4人の人生
ちょっとした悪戯心が、それまで当たり前のように過ごしていた日常生活を大きく変えてしまう。事件を起こし少年院に収容された4人の幼なじみは、数十年後、ある裁判で顔を合わせることになる。非力だった頃、どうにも出来やしなかった大人からの暴力。心身共に傷を負ったまま育った長い年月。そして、再会。まるで荒波に飲まれたような衝撃的な展開に、運命の連鎖というものを感じずにはいられなかった。人生は思わぬところで、つながっている。それは唐突に現れるものかもしれないし、自ら進んで得る結果かもしれない。この映画の感想を的確に表すのは難しいが、鑑賞後は色んな思いが込み上げて来た。キャストは豪華だが、私は少年時代を演じた4人がいい味を出していたと思う。主人公はもちろん、若いブラッド・レンフロも良かった。小さな頃からずっと一緒で、収容されてからも互いを慰めるように寄り添う様が見ていて痛々しかった。

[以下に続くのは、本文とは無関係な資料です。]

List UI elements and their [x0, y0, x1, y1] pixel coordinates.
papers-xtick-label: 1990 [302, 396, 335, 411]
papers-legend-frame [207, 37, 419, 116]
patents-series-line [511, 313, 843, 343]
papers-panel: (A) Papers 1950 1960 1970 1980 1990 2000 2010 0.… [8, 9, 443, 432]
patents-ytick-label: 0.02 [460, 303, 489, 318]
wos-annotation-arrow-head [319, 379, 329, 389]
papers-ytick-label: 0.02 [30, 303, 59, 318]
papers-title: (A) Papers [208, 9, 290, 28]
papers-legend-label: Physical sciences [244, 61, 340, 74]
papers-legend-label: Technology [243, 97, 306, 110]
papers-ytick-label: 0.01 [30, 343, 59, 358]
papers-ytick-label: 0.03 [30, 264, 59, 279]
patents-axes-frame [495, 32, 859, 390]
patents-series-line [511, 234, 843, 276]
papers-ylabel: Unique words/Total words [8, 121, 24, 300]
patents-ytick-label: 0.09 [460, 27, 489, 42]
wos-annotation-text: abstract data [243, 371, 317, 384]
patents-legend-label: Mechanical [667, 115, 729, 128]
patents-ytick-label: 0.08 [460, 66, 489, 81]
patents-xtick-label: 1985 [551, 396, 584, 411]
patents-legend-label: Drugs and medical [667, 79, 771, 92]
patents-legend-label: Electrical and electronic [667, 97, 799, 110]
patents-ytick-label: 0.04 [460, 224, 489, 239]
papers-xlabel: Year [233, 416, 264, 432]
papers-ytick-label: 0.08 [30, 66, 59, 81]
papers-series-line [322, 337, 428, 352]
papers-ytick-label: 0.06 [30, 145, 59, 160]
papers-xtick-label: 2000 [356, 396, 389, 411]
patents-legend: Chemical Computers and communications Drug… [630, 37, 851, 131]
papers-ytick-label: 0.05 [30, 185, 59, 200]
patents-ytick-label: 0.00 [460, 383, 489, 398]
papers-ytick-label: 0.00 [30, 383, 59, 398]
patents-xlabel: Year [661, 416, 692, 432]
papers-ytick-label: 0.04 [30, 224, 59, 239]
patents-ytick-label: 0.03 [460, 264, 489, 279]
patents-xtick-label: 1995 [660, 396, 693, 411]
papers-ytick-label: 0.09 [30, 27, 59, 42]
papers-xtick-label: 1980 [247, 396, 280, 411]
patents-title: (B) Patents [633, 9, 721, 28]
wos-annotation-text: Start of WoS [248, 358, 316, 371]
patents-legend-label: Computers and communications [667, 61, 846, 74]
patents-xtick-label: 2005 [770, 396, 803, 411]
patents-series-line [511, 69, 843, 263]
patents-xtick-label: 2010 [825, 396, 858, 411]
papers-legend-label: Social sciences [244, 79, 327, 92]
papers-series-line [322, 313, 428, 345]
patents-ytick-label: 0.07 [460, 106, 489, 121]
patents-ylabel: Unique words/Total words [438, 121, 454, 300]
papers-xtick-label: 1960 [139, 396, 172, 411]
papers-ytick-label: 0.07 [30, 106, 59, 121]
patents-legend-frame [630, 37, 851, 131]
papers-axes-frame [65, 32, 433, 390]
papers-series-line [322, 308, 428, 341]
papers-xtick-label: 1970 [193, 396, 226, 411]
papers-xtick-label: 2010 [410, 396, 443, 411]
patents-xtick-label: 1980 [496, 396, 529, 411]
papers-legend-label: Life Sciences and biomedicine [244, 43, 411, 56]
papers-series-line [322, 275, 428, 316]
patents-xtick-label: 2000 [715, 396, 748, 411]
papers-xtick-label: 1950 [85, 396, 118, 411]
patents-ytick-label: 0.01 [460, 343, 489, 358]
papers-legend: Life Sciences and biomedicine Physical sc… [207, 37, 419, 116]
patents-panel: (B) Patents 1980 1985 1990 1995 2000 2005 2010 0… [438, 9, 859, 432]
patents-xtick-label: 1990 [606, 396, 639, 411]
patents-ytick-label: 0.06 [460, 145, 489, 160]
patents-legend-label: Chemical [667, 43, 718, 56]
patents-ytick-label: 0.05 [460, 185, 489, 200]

何かが、時に人生をも変えてしまう。それは他人なのか、それとももしかして自分自身なのか。デ・ニーロが演じる神父の出した答えは、どんな意味を持っていたのだろう。再会を喜び合う4人の姿が、そしてその後別々の道を進んだ彼らの姿が、人生の数奇さ、どこかで繋がり合う不思議な縁を物語っているように見えた。